Ms. Marvel, Vol. 8: Mecca by G. Willow Wilson
My rating: 5 of 5 stars
Now this is more like it.
When I read Ms. Marvel Volume 7, I thought it simply did not meet the series' usual standard of excellence. I missed Kamala's interactions with her family, and thought the villain and storyline was just weak. I stated that I hoped the next volume would pick things up again.
Apparently G. Willow Wilson (or the Marvel gods) was listening, because this volume did just that.

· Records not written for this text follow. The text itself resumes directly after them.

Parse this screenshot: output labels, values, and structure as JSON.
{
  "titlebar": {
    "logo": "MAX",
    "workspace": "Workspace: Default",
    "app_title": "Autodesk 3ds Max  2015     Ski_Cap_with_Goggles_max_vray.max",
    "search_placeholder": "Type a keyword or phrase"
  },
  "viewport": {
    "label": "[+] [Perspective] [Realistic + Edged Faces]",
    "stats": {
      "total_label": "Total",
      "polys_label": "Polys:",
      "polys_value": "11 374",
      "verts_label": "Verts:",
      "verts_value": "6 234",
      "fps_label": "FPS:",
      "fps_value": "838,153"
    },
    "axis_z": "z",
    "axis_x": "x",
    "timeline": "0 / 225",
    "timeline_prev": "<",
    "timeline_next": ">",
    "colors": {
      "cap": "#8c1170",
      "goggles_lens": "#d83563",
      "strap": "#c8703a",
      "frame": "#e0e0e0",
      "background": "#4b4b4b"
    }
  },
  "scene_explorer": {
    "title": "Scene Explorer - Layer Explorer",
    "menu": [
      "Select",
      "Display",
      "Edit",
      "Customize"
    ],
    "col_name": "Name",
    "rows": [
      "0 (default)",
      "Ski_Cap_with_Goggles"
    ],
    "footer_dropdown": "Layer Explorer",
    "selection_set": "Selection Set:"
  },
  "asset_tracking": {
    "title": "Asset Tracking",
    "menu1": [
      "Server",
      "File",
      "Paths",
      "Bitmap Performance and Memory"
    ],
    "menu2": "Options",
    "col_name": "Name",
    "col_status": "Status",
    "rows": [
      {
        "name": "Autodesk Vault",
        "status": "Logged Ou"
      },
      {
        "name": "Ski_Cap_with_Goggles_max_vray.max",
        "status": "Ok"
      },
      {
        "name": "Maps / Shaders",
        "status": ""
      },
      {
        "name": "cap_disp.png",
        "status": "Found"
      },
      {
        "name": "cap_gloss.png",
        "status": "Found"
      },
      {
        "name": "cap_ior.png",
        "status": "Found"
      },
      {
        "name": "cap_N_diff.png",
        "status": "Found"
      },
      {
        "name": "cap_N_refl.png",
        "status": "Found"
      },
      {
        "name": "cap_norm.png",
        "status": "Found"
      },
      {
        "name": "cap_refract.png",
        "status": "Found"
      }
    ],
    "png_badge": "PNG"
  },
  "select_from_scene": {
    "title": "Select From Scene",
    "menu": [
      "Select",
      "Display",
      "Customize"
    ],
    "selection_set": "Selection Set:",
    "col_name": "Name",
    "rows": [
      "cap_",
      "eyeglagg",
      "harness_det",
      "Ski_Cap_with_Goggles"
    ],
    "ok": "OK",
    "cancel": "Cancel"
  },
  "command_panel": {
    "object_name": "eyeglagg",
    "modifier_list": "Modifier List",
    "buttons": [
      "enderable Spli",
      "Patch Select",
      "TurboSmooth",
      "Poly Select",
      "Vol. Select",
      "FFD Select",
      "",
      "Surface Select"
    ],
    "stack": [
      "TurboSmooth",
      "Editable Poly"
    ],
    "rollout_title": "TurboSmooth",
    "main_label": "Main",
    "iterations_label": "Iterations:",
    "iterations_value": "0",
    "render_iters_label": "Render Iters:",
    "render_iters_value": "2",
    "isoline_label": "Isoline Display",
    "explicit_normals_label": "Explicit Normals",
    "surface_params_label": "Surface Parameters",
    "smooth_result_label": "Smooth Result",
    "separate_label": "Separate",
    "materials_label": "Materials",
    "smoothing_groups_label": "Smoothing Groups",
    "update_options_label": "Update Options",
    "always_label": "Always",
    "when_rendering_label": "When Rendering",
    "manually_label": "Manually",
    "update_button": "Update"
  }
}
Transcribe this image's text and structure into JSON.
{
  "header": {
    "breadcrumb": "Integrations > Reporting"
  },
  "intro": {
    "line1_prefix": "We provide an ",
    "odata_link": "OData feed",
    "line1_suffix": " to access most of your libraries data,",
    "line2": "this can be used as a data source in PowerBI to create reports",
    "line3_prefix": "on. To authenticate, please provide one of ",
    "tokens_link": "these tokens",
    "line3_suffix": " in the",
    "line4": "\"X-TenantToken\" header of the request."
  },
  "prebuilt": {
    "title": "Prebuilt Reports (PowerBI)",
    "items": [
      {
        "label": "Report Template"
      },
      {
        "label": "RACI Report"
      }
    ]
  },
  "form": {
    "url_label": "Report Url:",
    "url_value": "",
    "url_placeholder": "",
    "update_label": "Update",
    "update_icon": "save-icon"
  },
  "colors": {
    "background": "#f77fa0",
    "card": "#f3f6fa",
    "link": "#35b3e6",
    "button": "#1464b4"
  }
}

This storyline, in addition to checking back in with Kamala's family (her brother in particular, who is expecting a baby with his new wife), is also reacquainting us with a character from Civil War II, her "friend-in-law" Kareem, AKA the Red Dagger. (Kareem also seems to be setting up as a love interest for Kamala.) But the meat of the story is the serious examination of superheroes and discrimination--in this case, by the reappearance of two villains from previous volumes: Becky St. Jude, or "Lockdown," and Chuck Worthy from Hydra. They are attempting to round up all "unregistered super powers" in Jersey City, including Kamala's brother, and this confrontation leads to a really interesting aside involving Lockdown's henchman Discord, who proves to be a kid named Josh who Kamala has known from elementary school. He explains how lost he felt, and we see how Lockdown manipulated this to recruit him by giving him a "purpose." Because Josh has revealed himself to Kamala, she does the same--taking off her mask and letting him see who Ms. Marvel is. I'm sure this will have repercussions, further down the line.
The second storyline, involving Laal Khanjeer or Red Dagger, is a more straightforward mission of derring-do, stopping a runaway train. But even it poses interesting questions of "superhero" worship, and the new "hero" in town, and how Kamala begins to realize she must take care of herself so she can help the people in her city. All in all, this is a most welcome return to form, and I'm glad the series is back on track.